The Employment Agreement entitles Mr. Lay to certain severance benefits if the Company terminates his employment other than for Disability or Cause (including by reason of not renewing the term), or if he terminates his employment for Good Reason (a Qualified Termination). In such event, subject to Mr. Lay signing and not revoking a release of claims in favor of the Company, the Company would pay him, among other things, continued annual base salary for a 12-month period, subsidized health insurance premiums for 12 months, STI earned for the prior year, if not paid, and, if terminated on or after April 1, a pro-rated STI based on actual results. If the Qualified Termination occurred within 90 days before or two years after a Change in Control of the Company, then the Company would pay or cause to be paid to Mr. Lay the following additional benefits: (i) his target STI for the fiscal year in which the termination occurs (without pro-ration), and (ii) his then-outstanding equity incentive awards would become vested in full (without pro-ration), with any specified performance objectives deemed to be satisfied at the target level. The Company would pay lower amounts of severance benefits if Mr. Lays employment is terminated due to death or Disability. The Company has also agreed to reimburse Mr. Lay for certain reasonable travel and other out-of-pocket expenses, including certain costs associated with his travel to the Companys headquarters in Tucker, Georgia. The Employment Agreement additionally contains standard restrictive covenants.

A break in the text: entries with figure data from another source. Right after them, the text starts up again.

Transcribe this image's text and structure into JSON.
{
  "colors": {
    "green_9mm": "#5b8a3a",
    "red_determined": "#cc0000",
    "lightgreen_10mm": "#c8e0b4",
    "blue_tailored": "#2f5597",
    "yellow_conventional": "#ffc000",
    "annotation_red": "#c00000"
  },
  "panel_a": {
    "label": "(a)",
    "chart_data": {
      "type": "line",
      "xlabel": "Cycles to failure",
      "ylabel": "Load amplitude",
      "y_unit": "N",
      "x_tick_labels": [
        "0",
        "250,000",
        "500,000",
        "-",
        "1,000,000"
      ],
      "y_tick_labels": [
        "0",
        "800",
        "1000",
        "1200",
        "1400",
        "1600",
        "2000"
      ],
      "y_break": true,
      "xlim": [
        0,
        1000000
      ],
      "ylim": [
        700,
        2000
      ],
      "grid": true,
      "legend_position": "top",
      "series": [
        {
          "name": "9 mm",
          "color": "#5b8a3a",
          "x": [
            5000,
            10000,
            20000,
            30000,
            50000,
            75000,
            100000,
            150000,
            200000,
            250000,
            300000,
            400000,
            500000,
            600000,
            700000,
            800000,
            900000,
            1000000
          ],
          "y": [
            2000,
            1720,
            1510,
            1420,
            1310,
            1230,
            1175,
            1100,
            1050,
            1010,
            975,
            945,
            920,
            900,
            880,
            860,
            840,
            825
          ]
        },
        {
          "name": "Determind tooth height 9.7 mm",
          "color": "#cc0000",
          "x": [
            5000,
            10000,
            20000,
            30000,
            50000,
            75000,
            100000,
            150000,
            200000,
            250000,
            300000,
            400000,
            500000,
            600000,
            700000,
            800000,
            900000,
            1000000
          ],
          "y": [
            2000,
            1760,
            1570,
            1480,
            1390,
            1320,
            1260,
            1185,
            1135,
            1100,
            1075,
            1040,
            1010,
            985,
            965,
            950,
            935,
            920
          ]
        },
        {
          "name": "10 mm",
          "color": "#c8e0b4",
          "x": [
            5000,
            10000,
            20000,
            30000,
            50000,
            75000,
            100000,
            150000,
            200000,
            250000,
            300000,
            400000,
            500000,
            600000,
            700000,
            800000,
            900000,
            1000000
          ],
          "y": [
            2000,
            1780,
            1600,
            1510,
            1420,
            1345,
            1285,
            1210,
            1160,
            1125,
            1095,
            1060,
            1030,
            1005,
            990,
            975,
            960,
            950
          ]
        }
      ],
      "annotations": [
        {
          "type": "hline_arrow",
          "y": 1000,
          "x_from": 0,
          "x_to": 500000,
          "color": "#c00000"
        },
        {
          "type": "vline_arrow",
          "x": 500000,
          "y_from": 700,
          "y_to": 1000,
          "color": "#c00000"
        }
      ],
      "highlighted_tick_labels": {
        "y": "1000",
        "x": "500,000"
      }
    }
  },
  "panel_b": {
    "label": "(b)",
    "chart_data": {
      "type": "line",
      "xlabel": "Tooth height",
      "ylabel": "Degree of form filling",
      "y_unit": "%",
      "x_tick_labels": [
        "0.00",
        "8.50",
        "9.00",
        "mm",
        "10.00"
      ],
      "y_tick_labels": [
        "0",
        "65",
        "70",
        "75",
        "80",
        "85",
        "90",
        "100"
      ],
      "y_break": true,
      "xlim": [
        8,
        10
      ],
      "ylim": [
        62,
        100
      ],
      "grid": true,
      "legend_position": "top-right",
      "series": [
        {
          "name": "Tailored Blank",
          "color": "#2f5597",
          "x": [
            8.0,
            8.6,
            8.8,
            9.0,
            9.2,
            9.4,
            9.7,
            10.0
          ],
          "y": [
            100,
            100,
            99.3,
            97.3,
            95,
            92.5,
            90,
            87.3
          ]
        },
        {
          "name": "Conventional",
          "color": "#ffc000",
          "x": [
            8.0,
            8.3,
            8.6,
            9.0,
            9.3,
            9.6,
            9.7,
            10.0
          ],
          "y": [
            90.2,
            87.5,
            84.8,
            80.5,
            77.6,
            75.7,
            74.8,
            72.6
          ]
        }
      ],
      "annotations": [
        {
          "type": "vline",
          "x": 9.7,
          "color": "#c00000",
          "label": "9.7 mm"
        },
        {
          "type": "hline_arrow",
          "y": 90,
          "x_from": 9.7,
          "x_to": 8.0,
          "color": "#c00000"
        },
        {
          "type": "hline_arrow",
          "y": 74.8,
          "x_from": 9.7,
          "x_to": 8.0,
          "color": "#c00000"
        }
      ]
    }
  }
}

All capitalized terms used but not defined herein have the meanings set forth in the Employment Agreement.
The Company expects to include copies of the Employment Agreement, the time-based RSU award agreement, and performance-based RSU award agreement as exhibits to a future periodic report, to be filed with the U.S. Securities and Exchange Commission. The foregoing description does not constitute a complete summary of the terms of the Employment Agreement, the time-based RSU award agreement, and performance-based RSU award agreement, and is qualified in its entirety by reference to the full text of each agreement.
The Company had previously entered into a short-term consulting agreement with Mr. Lay on September 2, 2019, which terminated by its terms on September 30, 2019.